Nitrogen metabolism is related to improved water-use efficiency of nodulated alfalfa grown with sewage sludge under drought

Autores: Fiasconaro, Maria Laura; Sánchez Díaz, Manuel; Antolín Bellver, María del Carmen
Título de la revista: JOURNAL OF PLANT NUTRITION AND SOIL SCIENCE
ISSN: 1436-8730
Volumen: 176
Número: 1
Páginas: 110 - 117
Fecha de publicación: 2013
Resumen:
Leguminous plants grown in sewage sludge-amended soils can acquire nitrogen by assimilation of nitrate and ammonium from the soil solution or from atmospheric-dinitrogen (N-2) fixation through association with N-2-fixing bacteria.
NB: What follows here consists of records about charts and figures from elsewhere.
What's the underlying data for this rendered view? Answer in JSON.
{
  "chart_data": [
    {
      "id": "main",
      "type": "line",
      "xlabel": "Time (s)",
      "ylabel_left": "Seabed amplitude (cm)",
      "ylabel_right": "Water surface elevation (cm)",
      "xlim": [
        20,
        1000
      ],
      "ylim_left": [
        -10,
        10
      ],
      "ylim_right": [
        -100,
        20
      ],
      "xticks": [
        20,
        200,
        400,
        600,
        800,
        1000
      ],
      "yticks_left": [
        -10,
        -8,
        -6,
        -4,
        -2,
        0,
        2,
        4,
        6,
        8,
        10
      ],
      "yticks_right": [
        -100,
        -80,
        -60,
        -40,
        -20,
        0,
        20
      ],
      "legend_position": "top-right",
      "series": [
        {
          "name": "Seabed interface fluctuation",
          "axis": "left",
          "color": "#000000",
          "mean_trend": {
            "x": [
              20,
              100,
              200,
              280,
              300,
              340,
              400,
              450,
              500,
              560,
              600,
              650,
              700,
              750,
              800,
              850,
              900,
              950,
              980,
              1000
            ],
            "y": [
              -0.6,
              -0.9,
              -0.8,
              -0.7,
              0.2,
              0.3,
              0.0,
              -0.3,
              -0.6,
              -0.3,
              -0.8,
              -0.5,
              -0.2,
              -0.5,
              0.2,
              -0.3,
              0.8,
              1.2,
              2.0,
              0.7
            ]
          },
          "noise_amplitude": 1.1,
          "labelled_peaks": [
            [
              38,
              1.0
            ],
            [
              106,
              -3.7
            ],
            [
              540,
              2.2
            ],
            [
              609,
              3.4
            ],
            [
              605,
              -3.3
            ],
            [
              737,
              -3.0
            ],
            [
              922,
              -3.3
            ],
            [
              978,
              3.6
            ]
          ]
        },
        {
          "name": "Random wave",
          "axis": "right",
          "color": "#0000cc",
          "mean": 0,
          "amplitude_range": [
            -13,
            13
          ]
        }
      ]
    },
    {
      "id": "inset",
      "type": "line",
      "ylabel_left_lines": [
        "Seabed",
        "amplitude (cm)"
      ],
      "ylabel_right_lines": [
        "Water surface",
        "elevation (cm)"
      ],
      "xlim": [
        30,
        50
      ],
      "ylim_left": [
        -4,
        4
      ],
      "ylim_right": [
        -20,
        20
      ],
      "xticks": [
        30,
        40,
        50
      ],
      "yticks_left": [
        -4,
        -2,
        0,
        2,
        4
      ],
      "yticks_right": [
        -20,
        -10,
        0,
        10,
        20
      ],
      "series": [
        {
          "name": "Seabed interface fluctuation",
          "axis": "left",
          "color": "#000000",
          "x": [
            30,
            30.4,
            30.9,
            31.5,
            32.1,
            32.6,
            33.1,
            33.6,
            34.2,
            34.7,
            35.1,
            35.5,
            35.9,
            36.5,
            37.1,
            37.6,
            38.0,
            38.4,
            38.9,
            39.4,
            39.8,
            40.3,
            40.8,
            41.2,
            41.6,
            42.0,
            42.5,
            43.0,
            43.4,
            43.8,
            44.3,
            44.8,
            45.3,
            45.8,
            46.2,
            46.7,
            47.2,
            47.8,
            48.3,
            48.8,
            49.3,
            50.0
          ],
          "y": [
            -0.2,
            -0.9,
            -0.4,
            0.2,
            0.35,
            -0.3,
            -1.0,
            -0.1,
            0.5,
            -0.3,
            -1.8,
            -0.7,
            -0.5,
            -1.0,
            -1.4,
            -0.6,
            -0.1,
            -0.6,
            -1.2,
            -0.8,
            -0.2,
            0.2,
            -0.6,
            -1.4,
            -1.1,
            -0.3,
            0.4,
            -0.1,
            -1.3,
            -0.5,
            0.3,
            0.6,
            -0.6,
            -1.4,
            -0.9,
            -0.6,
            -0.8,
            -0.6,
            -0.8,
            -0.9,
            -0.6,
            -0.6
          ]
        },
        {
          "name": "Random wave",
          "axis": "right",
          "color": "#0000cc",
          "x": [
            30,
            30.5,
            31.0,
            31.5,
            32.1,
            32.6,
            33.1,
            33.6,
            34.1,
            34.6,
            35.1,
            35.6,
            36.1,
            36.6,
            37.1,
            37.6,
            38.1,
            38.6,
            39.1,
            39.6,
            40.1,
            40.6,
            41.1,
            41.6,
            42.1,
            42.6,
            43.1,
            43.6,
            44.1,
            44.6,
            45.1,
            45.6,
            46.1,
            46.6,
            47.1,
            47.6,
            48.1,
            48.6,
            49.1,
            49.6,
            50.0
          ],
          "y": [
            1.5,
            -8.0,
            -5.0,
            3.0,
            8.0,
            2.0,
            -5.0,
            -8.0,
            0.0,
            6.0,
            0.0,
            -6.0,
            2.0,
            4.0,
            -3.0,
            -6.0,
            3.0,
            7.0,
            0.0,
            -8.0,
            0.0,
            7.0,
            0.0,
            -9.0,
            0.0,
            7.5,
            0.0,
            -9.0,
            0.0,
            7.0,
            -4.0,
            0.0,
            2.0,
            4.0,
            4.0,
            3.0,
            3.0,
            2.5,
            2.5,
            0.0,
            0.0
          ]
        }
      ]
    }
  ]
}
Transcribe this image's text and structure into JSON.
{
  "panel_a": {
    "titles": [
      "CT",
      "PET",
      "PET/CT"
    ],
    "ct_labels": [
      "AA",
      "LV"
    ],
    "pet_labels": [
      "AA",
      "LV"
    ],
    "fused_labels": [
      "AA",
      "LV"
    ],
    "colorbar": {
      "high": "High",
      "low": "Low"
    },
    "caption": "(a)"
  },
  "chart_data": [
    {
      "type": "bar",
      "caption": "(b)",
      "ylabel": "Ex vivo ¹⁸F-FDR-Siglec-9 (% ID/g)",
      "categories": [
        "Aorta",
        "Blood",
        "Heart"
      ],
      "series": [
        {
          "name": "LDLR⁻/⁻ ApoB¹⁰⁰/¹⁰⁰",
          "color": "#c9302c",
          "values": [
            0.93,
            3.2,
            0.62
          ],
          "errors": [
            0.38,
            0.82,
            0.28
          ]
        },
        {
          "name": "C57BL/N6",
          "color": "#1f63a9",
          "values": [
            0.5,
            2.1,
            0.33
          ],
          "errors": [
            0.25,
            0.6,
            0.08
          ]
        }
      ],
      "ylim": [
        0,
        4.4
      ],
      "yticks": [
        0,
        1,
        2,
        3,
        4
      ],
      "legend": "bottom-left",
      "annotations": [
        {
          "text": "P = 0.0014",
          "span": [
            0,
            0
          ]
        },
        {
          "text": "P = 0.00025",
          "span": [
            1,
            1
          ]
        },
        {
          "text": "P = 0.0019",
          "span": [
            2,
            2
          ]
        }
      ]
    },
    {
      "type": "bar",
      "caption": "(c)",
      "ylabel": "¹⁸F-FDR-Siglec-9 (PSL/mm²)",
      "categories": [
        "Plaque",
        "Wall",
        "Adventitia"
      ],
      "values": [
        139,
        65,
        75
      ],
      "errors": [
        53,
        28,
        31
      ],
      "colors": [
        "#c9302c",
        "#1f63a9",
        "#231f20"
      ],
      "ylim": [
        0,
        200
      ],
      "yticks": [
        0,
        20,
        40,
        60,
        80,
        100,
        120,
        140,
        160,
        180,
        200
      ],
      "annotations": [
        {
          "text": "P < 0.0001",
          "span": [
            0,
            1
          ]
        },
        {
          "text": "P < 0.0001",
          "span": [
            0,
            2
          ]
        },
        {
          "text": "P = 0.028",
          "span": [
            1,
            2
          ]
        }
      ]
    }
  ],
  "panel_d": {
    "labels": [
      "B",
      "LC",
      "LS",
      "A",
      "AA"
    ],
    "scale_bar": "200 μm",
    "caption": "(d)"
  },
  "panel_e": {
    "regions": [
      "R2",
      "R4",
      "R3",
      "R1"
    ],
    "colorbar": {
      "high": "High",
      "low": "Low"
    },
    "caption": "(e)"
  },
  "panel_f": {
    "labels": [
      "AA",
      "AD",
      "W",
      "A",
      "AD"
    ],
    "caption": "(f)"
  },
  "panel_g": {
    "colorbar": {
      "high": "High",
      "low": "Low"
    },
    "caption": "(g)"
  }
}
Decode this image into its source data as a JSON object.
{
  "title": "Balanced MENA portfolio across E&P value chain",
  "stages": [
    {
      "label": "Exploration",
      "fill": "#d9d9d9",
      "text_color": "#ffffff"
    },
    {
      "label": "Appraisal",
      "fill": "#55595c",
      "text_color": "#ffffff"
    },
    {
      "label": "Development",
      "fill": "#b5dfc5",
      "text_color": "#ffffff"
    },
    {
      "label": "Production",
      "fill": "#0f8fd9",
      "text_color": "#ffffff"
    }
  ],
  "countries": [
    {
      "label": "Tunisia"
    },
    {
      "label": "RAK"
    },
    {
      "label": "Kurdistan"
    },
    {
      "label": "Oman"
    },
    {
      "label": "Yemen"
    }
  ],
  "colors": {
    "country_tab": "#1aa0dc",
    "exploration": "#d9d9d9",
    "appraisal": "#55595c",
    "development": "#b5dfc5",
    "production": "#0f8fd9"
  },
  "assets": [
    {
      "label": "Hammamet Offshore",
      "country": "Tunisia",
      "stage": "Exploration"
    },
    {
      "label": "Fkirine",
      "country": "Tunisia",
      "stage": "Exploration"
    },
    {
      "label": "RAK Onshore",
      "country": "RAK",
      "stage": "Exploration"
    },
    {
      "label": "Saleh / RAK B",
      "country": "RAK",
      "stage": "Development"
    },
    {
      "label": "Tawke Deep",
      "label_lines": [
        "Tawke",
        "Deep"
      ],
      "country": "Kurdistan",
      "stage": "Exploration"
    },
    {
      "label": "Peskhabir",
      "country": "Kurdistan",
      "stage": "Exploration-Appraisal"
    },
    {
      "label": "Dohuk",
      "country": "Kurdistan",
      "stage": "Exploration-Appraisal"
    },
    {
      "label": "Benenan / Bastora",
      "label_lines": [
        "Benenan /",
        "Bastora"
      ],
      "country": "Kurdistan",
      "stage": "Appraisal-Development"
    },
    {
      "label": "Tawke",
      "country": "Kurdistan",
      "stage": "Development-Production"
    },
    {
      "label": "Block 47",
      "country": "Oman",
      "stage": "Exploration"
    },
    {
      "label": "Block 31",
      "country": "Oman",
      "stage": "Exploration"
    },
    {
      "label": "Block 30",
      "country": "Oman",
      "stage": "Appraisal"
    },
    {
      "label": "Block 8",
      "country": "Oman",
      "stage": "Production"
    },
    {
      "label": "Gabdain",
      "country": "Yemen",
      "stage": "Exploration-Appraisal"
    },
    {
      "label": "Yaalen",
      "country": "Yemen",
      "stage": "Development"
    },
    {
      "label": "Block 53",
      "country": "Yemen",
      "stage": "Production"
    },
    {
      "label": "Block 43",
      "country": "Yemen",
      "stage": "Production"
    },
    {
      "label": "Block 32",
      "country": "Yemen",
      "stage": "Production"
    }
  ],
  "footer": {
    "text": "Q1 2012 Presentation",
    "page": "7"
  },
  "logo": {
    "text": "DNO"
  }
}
We proposed that operation of both metabolic processes could contribute to alleviate the impact of drought in sludge-treated plants. A greenhouse experiment was conducted to evaluate the involvement of nodule metabolism in the use efficiency of water and N in sludge-treated plants. Treatments comprised (1) plants inoculated with rhizobia and amended with sewage sludge; (2) plants inoculated with rhizobia without any amendment; and (3) noninoculated plants supplied with ammonium nitrate, each under well-watered and drought conditions. Under drought, sludge-treated plants had increased plant growth and higher photosynthetic and water-use efficiencies than untreated plants. Drought stimulated nitrate reductase and GS/GOGAT activities but did not affect the activities of phosphoenolpyruvate carboxylase and malate dehydrogenase or the leghemoglobin concentration. The results suggest that under drought conditions, both N-2 fixation and nitrate assimilation in nodules of sludge-treated plants contributed to improve plant N supply and to increase the drought tolerance of alfalfa.